Diller was very cordial. I sat between him and Greg Maffei, the former chief financial officer of Microsoft. I could hear my heart beating as I wondered when to jump into the conversation and how to time my comments so that I didn’t sound as long-winded as Tim would have you believe I am.

After that three-and-a-half-hour meeting, I was no longer a kid who’d stepped into an amazing opportunity on a frozen lake still trying to find his way in the world. I knew I belonged at that table, and I was deeply aware of how much I’d changed in a decade.

The changes were confirmed over the next year and a half when Diller bought the remaining 40 percent of Expedia. I was placed on a special committee in charge of negotiating the price with Diller on behalf of Expedia shareholders. It was a tough negotiation. Believe me, Diller ended up paying more than he wanted. But in the end, everyone got a fair deal. And Diller and I sent each other notes wishing each other the best.

Closure always makes it easier to open the next door.

That door was opening now that Tim was emerging from his funk. Once again, Bishop Gorman High School had come through for him.

While depressed and uncertain what to do next, Tim complained to Perry that I wasn’t around enough. Perry helped him see the big picture. He explained to Tim that I needed to learn what I was capable of doing on my own. It was the same reason, Perry intuited, that he’d needed to add Shaquille O’Neal to his own business. Otherwise people would’ve thought that he was successful only because Andre Agassi happened to be his best friend. He had to prove that his success as Andre’s agent wasn’t luck. He had to prove that to everybody around him. And he had to prove it to himself.

Then Lorenzo invited Tim to join the board of directors at Station Casinos. The board met quite often, and being around gaming began to light a spark inside Tim. That spark began to kindle when he got a call from another Bishop Gorman grad, Curt Magleby, who many years before had learned a lesson in discipline at the blackjack table with Tim at his side.
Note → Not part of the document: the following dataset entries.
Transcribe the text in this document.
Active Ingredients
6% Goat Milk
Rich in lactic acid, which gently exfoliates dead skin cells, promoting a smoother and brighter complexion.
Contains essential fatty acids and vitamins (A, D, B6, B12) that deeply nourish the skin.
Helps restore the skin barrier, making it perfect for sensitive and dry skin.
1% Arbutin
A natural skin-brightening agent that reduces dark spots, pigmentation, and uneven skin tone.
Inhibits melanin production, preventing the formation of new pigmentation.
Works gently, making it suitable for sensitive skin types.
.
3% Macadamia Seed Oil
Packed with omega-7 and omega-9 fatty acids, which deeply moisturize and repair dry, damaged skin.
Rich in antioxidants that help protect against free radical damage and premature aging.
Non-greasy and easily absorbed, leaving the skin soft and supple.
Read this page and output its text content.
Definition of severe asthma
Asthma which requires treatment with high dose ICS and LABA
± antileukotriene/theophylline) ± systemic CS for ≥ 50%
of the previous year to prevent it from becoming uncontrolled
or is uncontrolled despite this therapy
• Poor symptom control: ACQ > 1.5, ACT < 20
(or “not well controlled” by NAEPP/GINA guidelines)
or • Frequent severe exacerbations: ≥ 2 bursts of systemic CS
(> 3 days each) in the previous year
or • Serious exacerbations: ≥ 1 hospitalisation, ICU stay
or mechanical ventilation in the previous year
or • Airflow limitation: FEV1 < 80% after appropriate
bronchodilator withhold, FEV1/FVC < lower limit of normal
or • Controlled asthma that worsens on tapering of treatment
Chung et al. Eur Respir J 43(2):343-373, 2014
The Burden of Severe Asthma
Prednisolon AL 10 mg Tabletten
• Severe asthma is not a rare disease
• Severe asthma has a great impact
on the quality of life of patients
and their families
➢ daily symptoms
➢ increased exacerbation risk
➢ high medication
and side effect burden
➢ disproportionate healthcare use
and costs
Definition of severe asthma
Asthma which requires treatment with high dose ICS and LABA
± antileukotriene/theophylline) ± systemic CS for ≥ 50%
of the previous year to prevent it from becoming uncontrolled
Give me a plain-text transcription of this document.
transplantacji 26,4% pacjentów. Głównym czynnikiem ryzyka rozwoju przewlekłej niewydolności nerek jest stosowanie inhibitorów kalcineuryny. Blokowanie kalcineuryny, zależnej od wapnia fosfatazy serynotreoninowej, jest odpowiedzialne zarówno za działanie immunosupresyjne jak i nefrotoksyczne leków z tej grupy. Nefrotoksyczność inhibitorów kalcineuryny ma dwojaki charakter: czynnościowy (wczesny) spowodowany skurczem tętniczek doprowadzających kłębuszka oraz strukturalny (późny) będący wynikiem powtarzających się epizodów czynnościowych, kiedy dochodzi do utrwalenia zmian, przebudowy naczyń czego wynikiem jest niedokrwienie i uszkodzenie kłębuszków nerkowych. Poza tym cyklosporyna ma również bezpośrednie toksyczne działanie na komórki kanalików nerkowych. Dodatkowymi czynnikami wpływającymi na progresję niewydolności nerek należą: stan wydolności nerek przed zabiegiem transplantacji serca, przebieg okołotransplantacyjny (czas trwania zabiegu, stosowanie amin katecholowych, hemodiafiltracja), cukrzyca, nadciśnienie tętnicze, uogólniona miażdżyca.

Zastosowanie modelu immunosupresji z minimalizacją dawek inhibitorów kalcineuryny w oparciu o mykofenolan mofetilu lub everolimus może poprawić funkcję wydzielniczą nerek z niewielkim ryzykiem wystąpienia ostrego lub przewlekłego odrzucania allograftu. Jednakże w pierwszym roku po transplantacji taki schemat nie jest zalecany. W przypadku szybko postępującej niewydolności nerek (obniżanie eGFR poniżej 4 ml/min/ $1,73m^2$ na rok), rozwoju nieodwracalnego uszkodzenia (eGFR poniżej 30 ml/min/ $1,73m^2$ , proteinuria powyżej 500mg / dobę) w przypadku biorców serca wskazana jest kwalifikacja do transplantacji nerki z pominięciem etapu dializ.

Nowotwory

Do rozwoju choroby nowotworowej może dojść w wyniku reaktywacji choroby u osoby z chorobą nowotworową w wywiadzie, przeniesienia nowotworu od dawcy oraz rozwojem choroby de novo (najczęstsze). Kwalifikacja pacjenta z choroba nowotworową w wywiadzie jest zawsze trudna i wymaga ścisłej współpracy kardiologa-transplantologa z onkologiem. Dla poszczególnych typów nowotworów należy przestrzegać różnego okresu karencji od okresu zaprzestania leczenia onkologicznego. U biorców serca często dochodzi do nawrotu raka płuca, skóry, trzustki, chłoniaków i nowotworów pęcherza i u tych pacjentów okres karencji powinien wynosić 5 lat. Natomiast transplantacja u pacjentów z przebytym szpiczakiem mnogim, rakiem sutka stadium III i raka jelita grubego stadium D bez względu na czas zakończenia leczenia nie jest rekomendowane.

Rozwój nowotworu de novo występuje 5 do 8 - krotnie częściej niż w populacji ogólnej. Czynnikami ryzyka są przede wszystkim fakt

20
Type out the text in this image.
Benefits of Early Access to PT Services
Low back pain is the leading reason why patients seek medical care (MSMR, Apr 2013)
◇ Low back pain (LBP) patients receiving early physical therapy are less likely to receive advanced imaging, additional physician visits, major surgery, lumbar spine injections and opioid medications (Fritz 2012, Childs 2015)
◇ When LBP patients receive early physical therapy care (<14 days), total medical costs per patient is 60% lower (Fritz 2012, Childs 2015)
One day, during their junior year, the water was turned off at Bishop Gorman, and the students were let out early. Tim and Curt went to lunch at the Barbary Coast and then wandered over to the Dunes with about $50. They must’ve looked at least twenty-one years old when they ran it up to $1,200 on the blackjack table, because they were able to convince the hotel to comp their dinner, as well.

Knowing he’d gotten “the best of it,” Tim wanted to leave after dessert. Curt wanted to use the $1,200 as a base to “take the joint down.” So they strolled over to a $100 blackjack table and ten minutes later their pockets were empty. Ratcheted between disbelief and fury, Tim headed out the front door, weaved to the fountain out front, and dunked his head in the water as a reminder never again to betray his instincts.

That dunk became more memorable to Curt than any of Michael Jordan’s. He went on to become an investment banker who specialized in arranging gaming partnerships and buyouts. When he heard that the longtime owner of the Imperial Palace was in bad health and trying to sell the hotel before he died, he phoned Tim to ask if he’d be interested in buying.

Curt’s call was like another slam dunk in a fountain. Tim came up blinking with the realization that he was actually in a position to take a shot at his dream. Curt was an expert on raising money for these investments. If Curt thought Tim was qualified, so would everybody else.

The desire to own a casino was in Tim’s DNA. And after we’d been apart for more than a year, what better way was there for Tim to bring back the old magic than to include his best friend?

One day I went to meet Tim at his office. He was poring over a desk covered with spreadsheets. I should have seen it coming.

“Hey, buddy, have you got 25 million bucks?”